Its latest brainwave is particularly illogical. House price inflation is a serious problem, of course, and this newspaper has repeatedly called on politicians to mitigate the crisis. However, it is not a countrywide problem.
In much of the UK, house prices remain slumped, while in others they have rocketed and put homeownership beyond the reach of millions of young adults.
In the north east of England, house prices actually dropped seven per cent between 2007 and 2017, for example, while climbing only up to five per cent in the north west and Yorkshire and the Humber. In London, meanwhile, prices soared 67 per cent.
Dig down further and you will find the picture is even more complex – different localities have experienced radically different fortunes.
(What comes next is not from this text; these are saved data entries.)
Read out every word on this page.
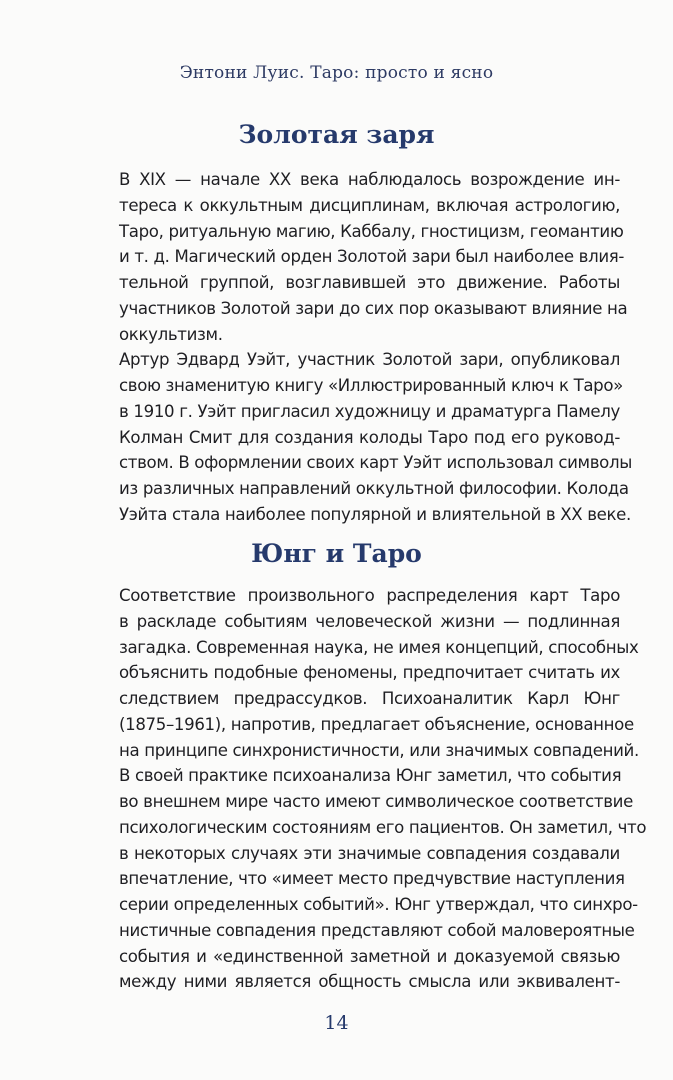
Энтони Луис. Таро: просто и ясно
Золотая заря

В XIX — начале XX века наблюдалось возрождение ин-
тереса к оккультным дисциплинам, включая астрологию,
Таро, ритуальную магию, Каббалу, гностицизм, геомантию
и т. д. Магический орден Золотой зари был наиболее влия-
тельной группой, возглавившей это движение. Работы
участников Золотой зари до сих пор оказывают влияние на
оккультизм.

Артур Эдвард Уэйт, участник Золотой зари, опубликовал
свою знаменитую книгу «Иллюстрированный ключ к Таро»
в 1910 г. Уэйт пригласил художницу и драматурга Памелу
Колман Смит для создания колоды Таро под его руковод-
ством. В оформлении своих карт Уэйт использовал символы
из различных направлений оккультной философии. Колода
Уэйта стала наиболее популярной и влиятельной в XX веке.

Юнг и Таро

Соответствие произвольного распределения карт Таро
в раскладе событиям человеческой жизни — подлинная
загадка. Современная наука, не имея концепций, способных
объяснить подобные феномены, предпочитает считать их
следствием предрассудков. Психоаналитик Карл Юнг
(1875–1961), напротив, предлагает объяснение, основанное
на принципе синхронистичности, или значимых совпадений.

В своей практике психоанализа Юнг заметил, что события
во внешнем мире часто имеют символическое соответствие
психологическим состояниям его пациентов. Он заметил, что
в некоторых случаях эти значимые совпадения создавали
впечатление, что «имеет место предчувствие наступления
серии определенных событий». Юнг утверждал, что синхро-
нистичные совпадения представляют собой маловероятные
события и «единственной заметной и доказуемой связью
между ними является общность смысла или эквивалент-

14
Loose monetary policy inflates asset prices and has undoubtedly exacerbated house price growth in recent years.
However, such inflation is largely concentrated in areas of high demand and artificially constrained supply.
Thus governor Mark Carney told a City audience back in 2014: “The underlying dynamic of the housing market reflects a chronic shortage of housing supply, which the Bank of England can’t tackle directly.”
He added: “We are not able to build a single house.”
The housing market is a mess, with pockets of absurd price inflation and interventions like Help to Buy doping the housebuilders and further distorting the supply and demand balance.
Labour is quite right to acknowledge these problems but, as usual, entirely wrong in its proposed solution.